Per il comparto food & grocery, il quadro appare in chiaroscuro: se da un lato crescono le vendite di conserve, pasta e prodotti da forno in Nord America e Germania, dall’altro pesano i cali di vino e oli dalle regioni meridionali. Sicilia (-11,2%) e Sardegna (-17,3%) soffrono per la contrazione delle esportazioni di prodotti agricoli trasformati e derivati petroliferi, che incidono sul bilancio complessivo. Lazio e Toscana, invece, spingono anche grazie alla performance dell’agroalimentare: dal vino ai derivati del pomodoro, passando per i prodotti confezionati a marchio privato. In particolare, la Toscana registra un boom verso la Spagna (+97,5%) e la Francia (+27,0%).

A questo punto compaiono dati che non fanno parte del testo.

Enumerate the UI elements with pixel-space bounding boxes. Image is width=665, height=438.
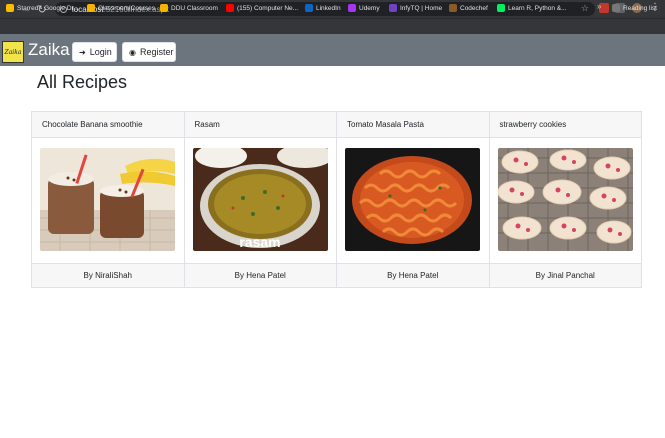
- datacamp-icon: [497, 4, 505, 12]
- bookmark-label: LinkedIn: [316, 4, 341, 12]
- recipe-card[interactable]: Rasam rasam By Hena Patel: [184, 112, 337, 287]
- recipe-card[interactable]: strawberry cookies By Jinal Panchal: [489, 112, 642, 287]
- page-title: All Recipes: [37, 72, 128, 92]
- infytq-icon: [389, 4, 397, 12]
- reading-list[interactable]: Reading list: [612, 2, 657, 14]
- codechef-icon: [449, 4, 457, 12]
- bookmark-item[interactable]: Codechef: [449, 2, 488, 14]
- classroom-icon: [87, 4, 95, 12]
- google-drive-icon: [6, 4, 14, 12]
- recipe-image-area: rasam: [185, 138, 337, 263]
- logo-text: Zaika: [4, 48, 22, 56]
- rasam-image-caption: rasam: [239, 234, 280, 250]
- recipe-image-cookies[interactable]: [497, 148, 633, 251]
- register-label: Register: [139, 47, 174, 57]
- register-button[interactable]: ◉ Register: [122, 42, 176, 62]
- brand-name[interactable]: Zaika: [28, 40, 70, 60]
- bookmark-item[interactable]: Starred - Google Dr...: [6, 2, 79, 14]
- bookmark-item[interactable]: Udemy: [348, 2, 380, 14]
- login-label: Login: [89, 47, 112, 57]
- bookmark-item[interactable]: Learn R, Python &...: [497, 2, 567, 14]
- udemy-icon: [348, 4, 356, 12]
- recipe-title: strawberry cookies: [489, 112, 641, 138]
- bookmark-item[interactable]: (155) Computer Ne...: [226, 2, 298, 14]
- recipe-author: By Hena Patel: [184, 263, 336, 287]
- reading-list-icon: [612, 4, 620, 12]
- recipe-title: Rasam: [184, 112, 336, 138]
- recipe-image-area: [490, 138, 642, 263]
- bookmark-label: Codechef: [460, 4, 488, 12]
- register-icon: ◉: [129, 47, 136, 57]
- bookmark-star-icon[interactable]: ☆: [581, 3, 589, 14]
- bookmark-label: Udemy: [359, 4, 380, 12]
- bookmark-item[interactable]: InfyTQ | Home: [389, 2, 442, 14]
- bookmark-label: DDU Classroom: [171, 4, 218, 12]
- bookmark-item[interactable]: LinkedIn: [305, 2, 341, 14]
- bookmark-item[interactable]: Classroom|Courses: [87, 2, 155, 14]
- recipe-image-area: [32, 138, 184, 263]
- sign-in-icon: ➜: [79, 47, 86, 57]
- recipe-image-smoothie[interactable]: [40, 148, 176, 251]
- brand-logo[interactable]: Zaika: [2, 41, 24, 63]
- recipe-image-rasam[interactable]: rasam: [192, 148, 328, 251]
- bookmarks-bar: [0, 18, 665, 34]
- recipe-author: By Hena Patel: [337, 263, 489, 287]
- classroom-icon: [160, 4, 168, 12]
- recipe-image-area: [337, 138, 489, 263]
- bookmark-label: InfyTQ | Home: [400, 4, 443, 12]
- recipe-author: By NiraliShah: [32, 263, 184, 287]
- reading-list-label: Reading list: [623, 4, 657, 12]
- bookmark-label: Classroom|Courses: [98, 4, 155, 12]
- recipe-title: Chocolate Banana smoothie: [32, 112, 184, 138]
- recipe-image-pasta[interactable]: [345, 148, 481, 251]
- recipe-author: By Jinal Panchal: [489, 263, 641, 287]
- youtube-icon: [226, 4, 234, 12]
- recipe-card[interactable]: Tomato Masala Pasta By Hena Patel: [337, 112, 490, 287]
- bookmark-item[interactable]: DDU Classroom: [160, 2, 218, 14]
- bookmark-label: Starred - Google Dr...: [17, 4, 79, 12]
- bookmark-label: Learn R, Python &...: [508, 4, 567, 12]
- recipe-card-group: Chocolate Banana smoothie By NiraliShah …: [31, 111, 642, 288]
- recipe-card[interactable]: Chocolate Banana smoothie By NiraliShah: [32, 112, 185, 287]
- recipe-title: Tomato Masala Pasta: [337, 112, 489, 138]
- login-button[interactable]: ➜ Login: [72, 42, 117, 62]
- bookmark-label: (155) Computer Ne...: [237, 4, 299, 12]
- more-bookmarks-icon[interactable]: »: [597, 2, 601, 11]
- linkedin-icon: [305, 4, 313, 12]
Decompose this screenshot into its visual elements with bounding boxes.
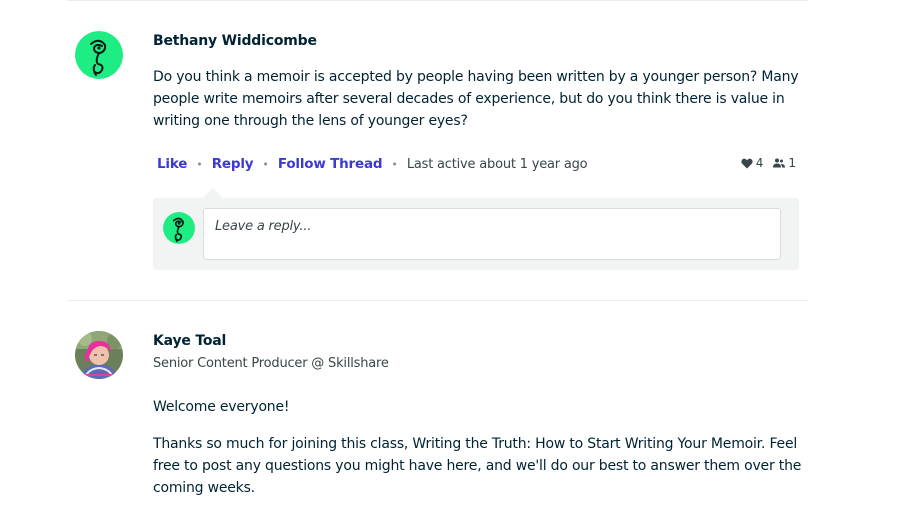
comment-text-line: free to post any questions you might hav… xyxy=(153,458,802,474)
users-icon xyxy=(773,158,786,168)
follow-thread-button[interactable]: Follow Thread xyxy=(278,156,383,172)
last-active-text: Last active about 1 year ago xyxy=(406,156,588,172)
comment-paragraph: Welcome everyone! xyxy=(153,399,290,415)
author-subtitle: Senior Content Producer @ Skillshare xyxy=(153,356,389,371)
like-button[interactable]: Like xyxy=(157,156,187,172)
comment-stats: 4 1 xyxy=(731,156,796,170)
likes-stat: 4 xyxy=(741,156,764,170)
avatar[interactable] xyxy=(75,331,123,379)
comment-paragraph: Thanks so much for joining this class, W… xyxy=(153,433,813,499)
heart-icon xyxy=(741,158,753,168)
comment-text-line: coming weeks. xyxy=(153,480,255,496)
comment-author-name[interactable]: Kaye Toal xyxy=(153,333,226,349)
comment-text-line: Do you think a memoir is accepted by peo… xyxy=(153,69,799,85)
profile-photo-avatar-icon xyxy=(75,331,123,379)
reply-box-notch xyxy=(203,188,223,198)
followers-stat: 1 xyxy=(773,156,796,170)
reply-button[interactable]: Reply xyxy=(212,156,254,172)
comment-text-line: Thanks so much for joining this class, W… xyxy=(153,436,798,452)
comment-author-name[interactable]: Bethany Widdicombe xyxy=(153,33,317,49)
comment-actions: Like • Reply • Follow Thread • Last acti… xyxy=(157,155,588,173)
face-line-art-avatar-icon xyxy=(163,212,195,244)
likes-count: 4 xyxy=(755,156,764,170)
followers-count: 1 xyxy=(788,156,796,170)
avatar[interactable] xyxy=(75,31,123,79)
comment-body: Do you think a memoir is accepted by peo… xyxy=(153,66,813,132)
separator-dot: • xyxy=(196,157,203,171)
face-line-art-avatar-icon xyxy=(75,31,123,79)
top-divider xyxy=(67,0,808,1)
separator-dot: • xyxy=(391,157,398,171)
reply-avatar xyxy=(163,212,195,244)
comment-text-line: people write memoirs after several decad… xyxy=(153,91,785,107)
comment-text-line: writing one through the lens of younger … xyxy=(153,113,468,129)
comment-divider xyxy=(67,300,808,301)
reply-input[interactable]: Leave a reply... xyxy=(203,208,781,260)
separator-dot: • xyxy=(262,157,269,171)
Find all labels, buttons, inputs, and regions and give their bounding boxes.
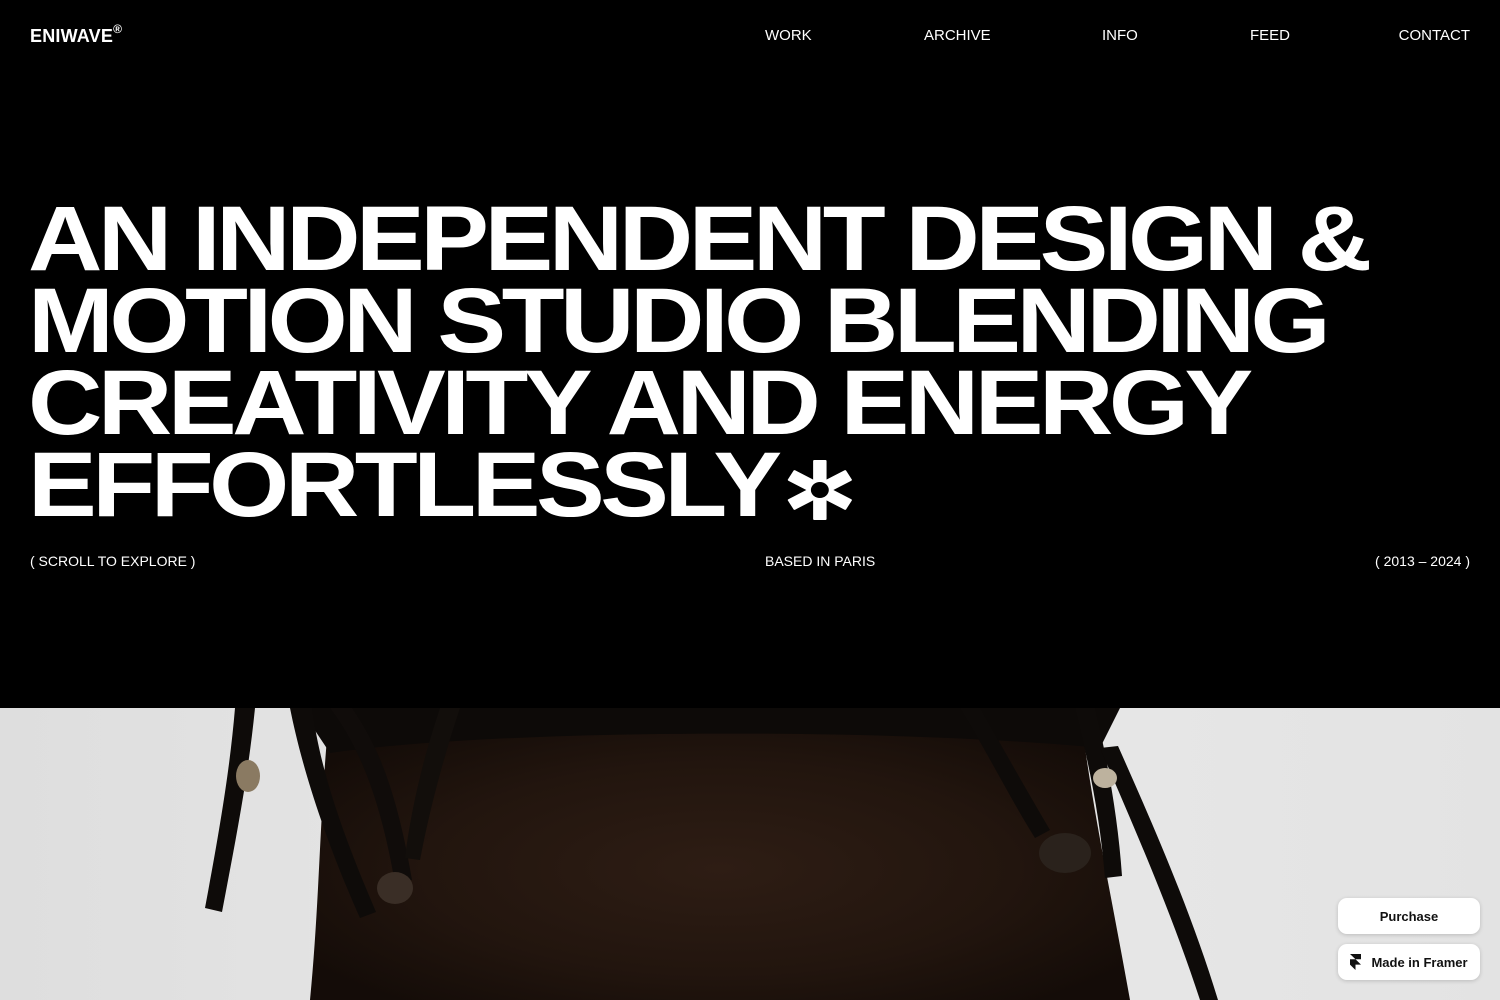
logo-text: ENIWAVE (30, 26, 114, 46)
nav-item-contact[interactable]: CONTACT (1399, 27, 1470, 44)
purchase-button[interactable]: Purchase (1338, 898, 1480, 934)
scroll-hint[interactable]: ( SCROLL TO EXPLORE ) (30, 553, 195, 569)
site-header: ENIWAVE® WORK ARCHIVE INFO FEED CONTACT (0, 0, 1500, 72)
portrait-photo (0, 708, 1500, 1000)
hero-headline: AN INDEPENDENT DESIGN & MOTION STUDIO BL… (28, 188, 1500, 531)
years-text: ( 2013 – 2024 ) (1375, 553, 1470, 569)
portrait-illustration (0, 708, 1500, 1000)
headline-line: EFFORTLESSLY (28, 434, 782, 536)
location-text: BASED IN PARIS (765, 553, 876, 569)
nav-item-archive[interactable]: ARCHIVE (924, 27, 991, 44)
headline-line: AN INDEPENDENT DESIGN & (28, 188, 1372, 290)
framer-logo-icon (1350, 954, 1362, 970)
headline-line: MOTION STUDIO BLENDING (28, 270, 1331, 372)
made-in-framer-button[interactable]: Made in Framer (1338, 944, 1480, 980)
registered-mark: ® (113, 22, 123, 36)
nav-item-feed[interactable]: FEED (1250, 27, 1290, 44)
logo[interactable]: ENIWAVE® (30, 22, 123, 47)
purchase-label: Purchase (1379, 908, 1439, 924)
nav-item-work[interactable]: WORK (765, 27, 812, 44)
nav-item-info[interactable]: INFO (1102, 27, 1138, 44)
headline-line-last: EFFORTLESSLY (28, 439, 1500, 531)
made-in-framer-label: Made in Framer (1371, 954, 1468, 970)
page: ENIWAVE® WORK ARCHIVE INFO FEED CONTACT … (0, 0, 1500, 1000)
headline-line: CREATIVITY AND ENERGY (28, 352, 1253, 454)
asterisk-icon (788, 460, 853, 520)
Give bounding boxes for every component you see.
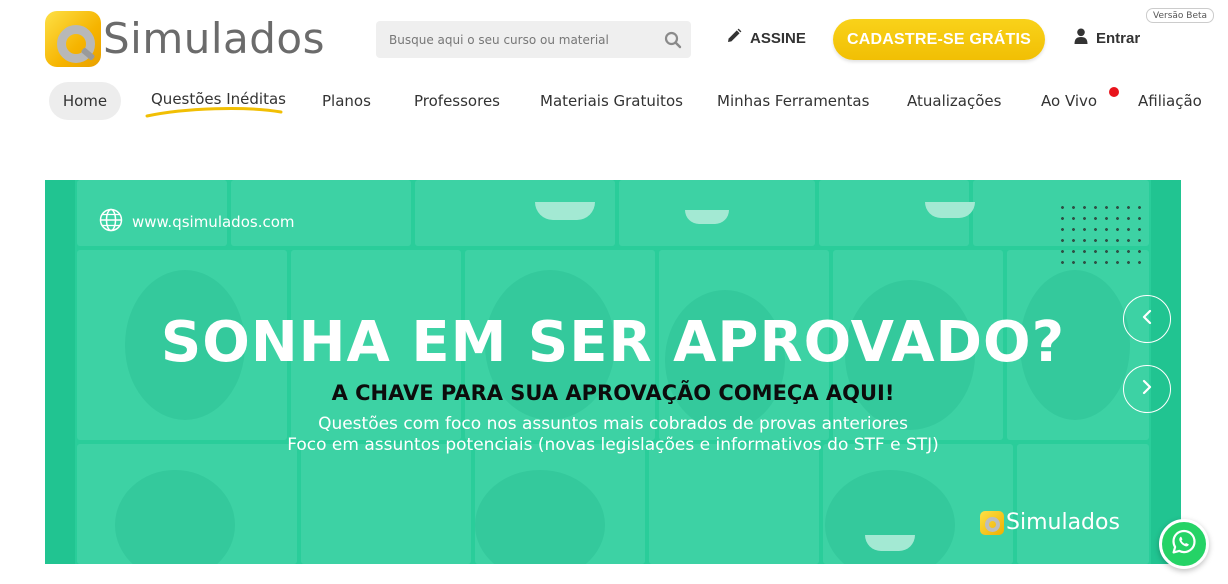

Friuli-Venezia Giulia segna un +92,2% verso la Germania, spinto anche da conserve vegetali e specialità locali, mentre l’Abruzzo cresce del +62,9% negli Stati Uniti grazie a pasta e prodotti tipici. Sul fronte provinciale, spiccano Firenze, Roma e Trieste, che consolidano il ruolo di hub per l’agroalimentare destinato ai mercati esteri. Più in difficoltà invece Siracusa, Milano e Cagliari, penalizzate da contrazioni nei comparti petrolifero e lattiero-caseario.
Nel complesso, il food italiano si conferma pilastro dell’export, pur risentendo di andamenti settoriali e geografici molto differenziati.